Blogtable Archive

Blogtable: Is LeBron James one of top 5 greatest players ever?

Each week, we ask our stable of scribes across the globe to weigh in on the most important NBA topics of the day.


Clippers coach Doc Rivers said LeBron James is “one of the top five players to ever play the game.” What say you?


Steve Aschburner: My first reaction when I heard that was to check the Clippers’ schedule. I assumed they were about to face Cleveland and Doc, ever wily, was trying to schmooze LeBron into non-lethal mode via flattery. But then I saw they don’t clash for another month and absorbed Rivers’ comments. He’s right, of course. LeBron probably was top five before last season’s Finals, but he solidified it with his MVP work in the Cavaliers’ remarkable comeback from 3-1. I have Michael Jordan and Wilt Chamberlain as my Nos. 1 and 2, in that order, and Kareem Abdul-Jabbar holds one of the next three spots. But that still leaves room for James and one other (probably Magic Johnson).

Fran Blinebury: Yes. At this point, the only folks who would disagree are those who have “baked-in” opinions on either of the presidential candidates. To them, James could end hunger, engineer world peace and bring Tupac back to life and they’d complain about those losses in The Finals. Time to pack in the grudges. He’s lived up to the hype. Wilt Chamberlain, Michael Jordan, Larry Bird, Oscar Robertson and LeBron. It pains me to bump Magic Johnson.

Scott Howard-Cooper: Sure. There’s no wrong answer. But LeBron has been great enough for long enough, has delivered championships, has been brilliant on offense and starred on defense that he needs to be in the conversation, even for the people who don’t put him top five yet. If someone wants to say six of seven, fine as well.

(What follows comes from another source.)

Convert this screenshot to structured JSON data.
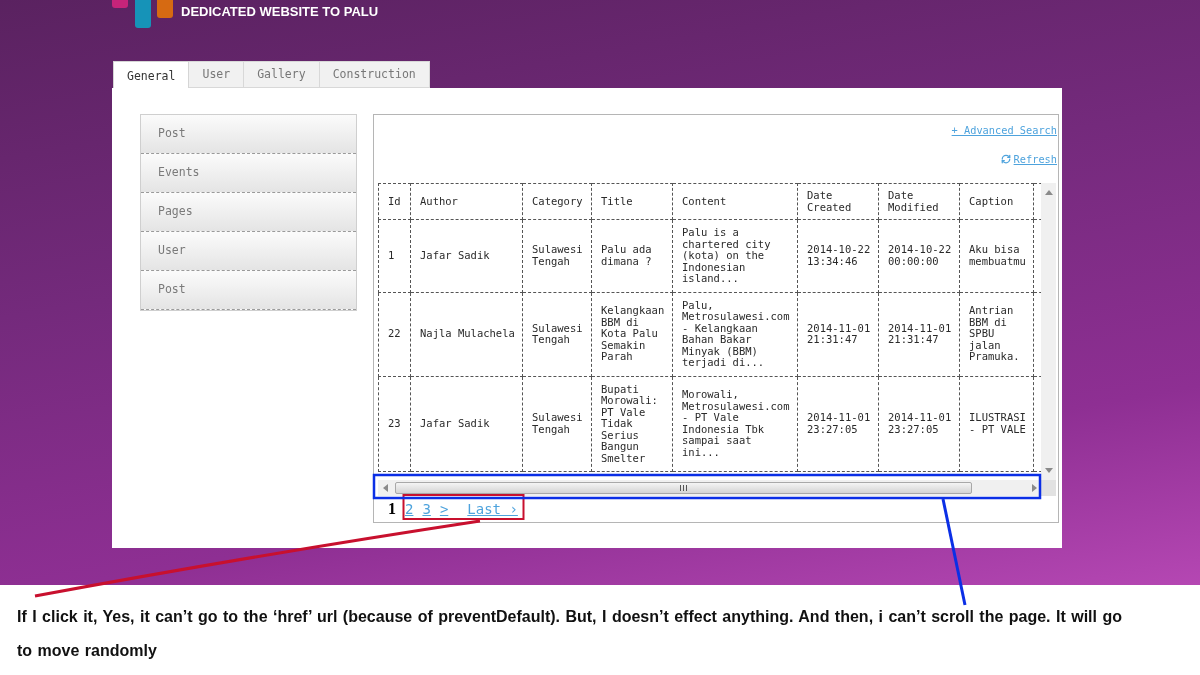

Shaun Powell: I say Doc Rivers is wrong right now, and might be right when LeBron is done and we can judge King James appropriately. Doc and I and you and many others somehow feel compelled to rank players we’ve never seen (my basketball memory begins with Larry Bird and Magic Johnson). Again, it’s so tough to judge eras and so these top-5 and top-10 lists are tricky. Anyway, give me the game-changers (Wilt Chamberlain, Michael Jordan, Magic Johnson) and the championship king (Bill Russell) and the greatest basketball player of all time from womb-to-rocking chair (Kareem Abdul-Jabbar). For now.

John Schuhmann: I agree. He has an unprecedented combination of size, athleticism and skill. And with six straight trips to The Finals (seven overall) in a 30-team league, he also has the resume.

Sekou Smith: I cringed when I first heard the audio of Doc’s comments because I think he’s spot on, and that means someone has to come out of my previous top five to make room for LeBron. That first five has been locked in for so long that you hate to move someone off the list. That said, LeBron’s case for top-five status is sturdy. If you go with Magic Johnson and Michael Jordan in the backcourt, Kareem Abdul- Jabbar and Bill Russell up front that small forward spot has to be LeBron’s position now. The second five is wicked, of course and filled with one-name wonders (Wilt Chamberlain, Oscar Robertson, Larry Bird, Hakeem Olajuwon and Kobe Bryant), but LeBron has earned his top five nod.

Ian Thomsen: By the time he’s done, there will be no doubt of it. If he retired today then it would be harder to convince those of us who say that the tiebreaker In this highest of categories comes down to the number of championships. But LeBron’s passion for the game and the versatility that will enable him to adapt his style of play as he ages are going to enable him to contend for championships for as far as we can project.

Lang Whitaker: Doc is right. To me, LeBron is not only the most dominant player in the NBA today, but he’s the best passer as well. He can score, he can stop anybody one-on-one, and he can beat anybody one-on-one, and he can set up his teammates, too. I don’t know what metric we’re using to rank the all-timers, but no matter what we’re using, LeBron’s one of the five best players to ever play the game.